ProcessAgentRuntime is the built-in impl. Adding a new runtime (API-based, mock for tests, alternative model provider) is a small impl AgentRuntime:

let runtime: Box<dyn AgentRuntime> = Box::new(ProcessAgentRuntime::from_config(config));
let session = runtime.spawn_session(SpawnRequest { role: Role::Worker, .. }).await?;
let content = runtime.send_message(&session, AgentMessage { content: prompt }, None).await?;

The trait boundary is stable and clean enough that flume could be extracted as a standalone product without changing callers: the AgentRuntime contract is the only seam that matters.

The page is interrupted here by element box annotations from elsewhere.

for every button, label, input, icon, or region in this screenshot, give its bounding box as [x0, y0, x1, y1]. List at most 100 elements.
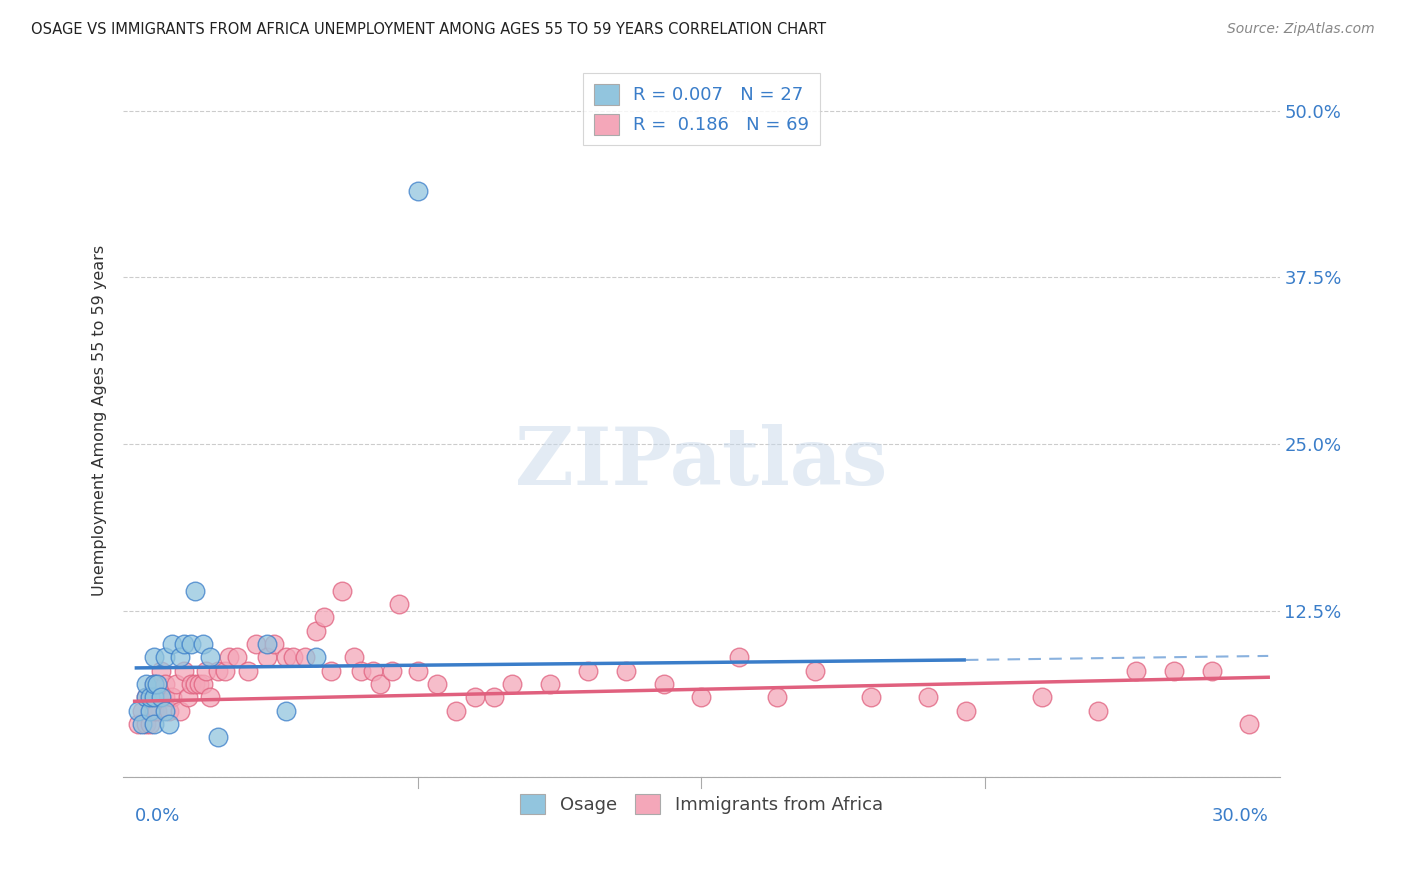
Point [150, 690, 173, 705]
Point [153, 690, 176, 705]
Point [283, 650, 305, 665]
Point [538, 677, 561, 691]
Point [173, 637, 195, 651]
Point [135, 690, 157, 705]
Legend: Osage, Immigrants from Africa: Osage, Immigrants from Africa [513, 787, 890, 822]
Point [153, 677, 176, 691]
Point [766, 690, 789, 705]
Point [321, 664, 343, 678]
Text: Source: ZipAtlas.com: Source: ZipAtlas.com [1227, 22, 1375, 37]
Point [312, 610, 335, 624]
Point [225, 650, 247, 665]
Text: ZIPatlas: ZIPatlas [516, 425, 887, 502]
Point [263, 637, 285, 651]
Point [502, 677, 524, 691]
Point [127, 717, 149, 731]
Point [350, 664, 373, 678]
Point [464, 690, 486, 705]
Point [184, 677, 207, 691]
Point [173, 664, 195, 678]
Point [139, 690, 162, 705]
Point [131, 704, 153, 718]
Point [153, 650, 176, 665]
Point [406, 664, 429, 678]
Point [131, 717, 153, 731]
Point [195, 664, 218, 678]
Point [343, 650, 366, 665]
Point [368, 677, 391, 691]
Point [180, 677, 202, 691]
Point [955, 704, 977, 718]
Point [139, 704, 162, 718]
Point [614, 664, 637, 678]
Point [294, 650, 316, 665]
Point [1239, 717, 1261, 731]
Point [274, 650, 297, 665]
Point [142, 690, 165, 705]
Point [332, 583, 354, 598]
Text: 30.0%: 30.0% [1212, 806, 1268, 824]
Point [135, 690, 157, 705]
Point [139, 690, 162, 705]
Point [142, 717, 165, 731]
Point [1125, 664, 1147, 678]
Point [146, 677, 169, 691]
Point [200, 650, 222, 665]
Point [256, 650, 278, 665]
Point [200, 690, 222, 705]
Point [728, 650, 751, 665]
Point [576, 664, 599, 678]
Point [1201, 664, 1223, 678]
Point [406, 184, 429, 198]
Point [652, 677, 675, 691]
Point [305, 650, 328, 665]
Point [256, 637, 278, 651]
Point [426, 677, 449, 691]
Point [169, 704, 191, 718]
Point [142, 650, 165, 665]
Point [804, 664, 827, 678]
Point [207, 731, 229, 745]
Point [860, 690, 883, 705]
Point [191, 677, 214, 691]
Point [690, 690, 713, 705]
Point [157, 704, 180, 718]
Point [381, 664, 404, 678]
Point [180, 637, 202, 651]
Point [1087, 704, 1109, 718]
Point [150, 664, 173, 678]
Point [142, 677, 165, 691]
Point [218, 650, 240, 665]
Point [146, 704, 169, 718]
Point [1031, 690, 1053, 705]
Point [142, 677, 165, 691]
Point [135, 717, 157, 731]
Point [1163, 664, 1185, 678]
Point [184, 583, 207, 598]
Point [162, 637, 184, 651]
Point [236, 664, 259, 678]
Point [150, 690, 173, 705]
Point [482, 690, 505, 705]
Point [207, 664, 229, 678]
Point [361, 664, 384, 678]
Point [153, 704, 176, 718]
Y-axis label: Unemployment Among Ages 55 to 59 years: Unemployment Among Ages 55 to 59 years [93, 245, 107, 596]
Point [187, 677, 209, 691]
Point [917, 690, 939, 705]
Point [139, 717, 162, 731]
Point [191, 637, 214, 651]
Point [176, 690, 198, 705]
Point [444, 704, 467, 718]
Point [135, 677, 157, 691]
Point [165, 677, 187, 691]
Point [157, 717, 180, 731]
Point [169, 650, 191, 665]
Point [127, 704, 149, 718]
Point [305, 624, 328, 638]
Point [388, 597, 411, 611]
Point [162, 690, 184, 705]
Point [274, 704, 297, 718]
Point [214, 664, 236, 678]
Point [245, 637, 267, 651]
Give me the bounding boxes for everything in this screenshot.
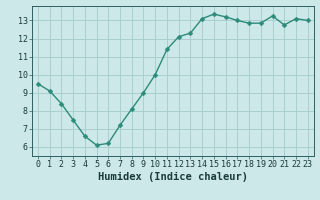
X-axis label: Humidex (Indice chaleur): Humidex (Indice chaleur) (98, 172, 248, 182)
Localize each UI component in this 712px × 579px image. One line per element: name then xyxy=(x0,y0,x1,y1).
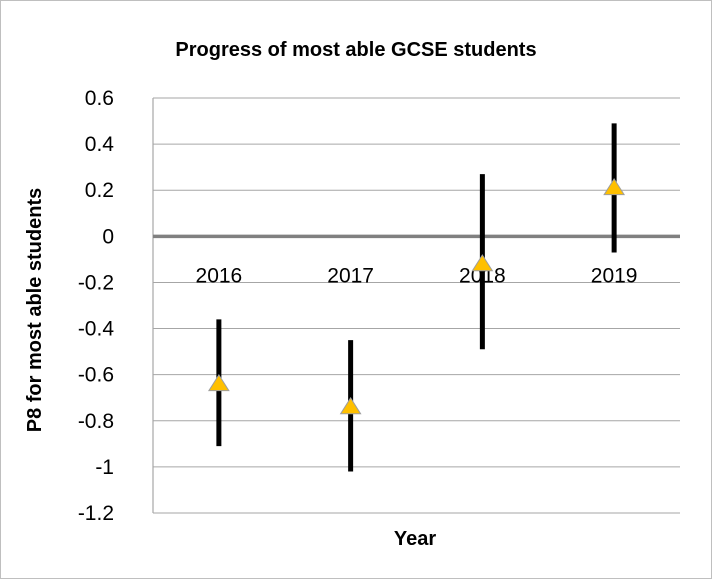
data-point-marker xyxy=(339,397,362,415)
data-point-marker xyxy=(207,373,230,392)
gridlines xyxy=(152,97,680,514)
y-tick-label: 0.2 xyxy=(85,179,114,202)
y-tick-label: -0.8 xyxy=(78,410,114,433)
category-label: 2019 xyxy=(591,264,638,287)
category-labels: 2016201720182019 xyxy=(196,264,638,287)
x-axis-title: Year xyxy=(394,528,436,550)
data-point-marker xyxy=(471,254,494,272)
y-tick-label: -1.2 xyxy=(78,502,114,525)
data-point-marker xyxy=(603,177,626,196)
error-bars xyxy=(216,123,617,472)
y-tick-label: -0.6 xyxy=(78,364,114,387)
y-tick-labels: 0.6 0.4 0.2 0 -0.2 -0.4 -0.6 -0.8 -1 -1.2 xyxy=(78,87,115,525)
category-label: 2016 xyxy=(196,264,243,287)
y-tick-label: -1 xyxy=(95,456,114,479)
y-tick-label: 0 xyxy=(102,225,114,248)
y-tick-label: 0.4 xyxy=(85,133,115,156)
y-axis-title: P8 for most able students xyxy=(24,188,46,433)
chart-title: Progress of most able GCSE students xyxy=(175,39,536,61)
y-tick-label: -0.2 xyxy=(78,271,114,294)
y-tick-label: 0.6 xyxy=(85,87,114,110)
data-markers xyxy=(207,177,626,415)
category-label: 2017 xyxy=(327,264,374,287)
y-tick-label: -0.4 xyxy=(78,318,115,341)
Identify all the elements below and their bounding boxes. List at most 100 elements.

End-to-end example: lanes + presence + loop

// 1. Create team
{ "tool": "team.create", "params": { "name": "patch-team" } }

// 2. Register specialist lanes with contracts
{
  "tool": "team.lane.add",
  "params": {
    "team_id": "patch-team", "name": "security", "definition": "security-reviewer",
    "owned_scope": "auth, tokens, session", "non_goals": ["ui", "perf"],
    "max_concurrent_tasks": 1, "handoff_to": "judge"
  }
}
{
  "tool": "team.lane.add",
  "params": {
    "team_id": "patch-team", "name": "test-runner", "definition": "test-writer",
    "owned_scope": "unit and integration tests", "non_goals": ["security review"],
    "max_concurrent_tasks": 2
  }
}

// 3. Check presence before assigning (see what's already active)
{ "tool": "team.presence", "params": { "team_id": "patch-team" } }

// 4. Add a task and assign it to the security lane (dedup enforced)
{ "tool": "team.task.add", "params": { "team_id": "patch-team", "title": "Review auth.rs" } }
{
  "tool": "team.lane.assign",
  "params": {
    "team_id": "patch-team", "lane_name": "security",
    "task_id": "<id>", "task_title": "Review auth.rs"
  }
}
// Attempting to assign the same task to test-runner returns LaneDuplicate error.

// 5. Spawn the lane worker and run the loop
{ "tool": "team.spawn", "params": { "team_id": "patch-team", "definition": "security-reviewer" } }
{
  "tool": "orchestrate.loop",
  "params": {
    "goal": "cargo clippy --workspace -- -D warnings 2>&1 | grep -c error | grep -q '^0$'",
    "worker": "claude -p \"$ARTESIAN_PACKET\" --permission-mode acceptEdits",
    "max_turns": 6
  }
}

Prior art and naming

Flume builds on established multi-agent patterns — MetaGPT's role-based publish-subscribe message pool, OpenAI Symphony's single-authority dispatch, agent-teams-ai, and Claude Code's agent teams and sub-agents. Artesian reuses ideas and credits them; it does not reproduce their code, specifications, or marks. The .agent/agents/*.md schema and the hydro naming are Artesian's own.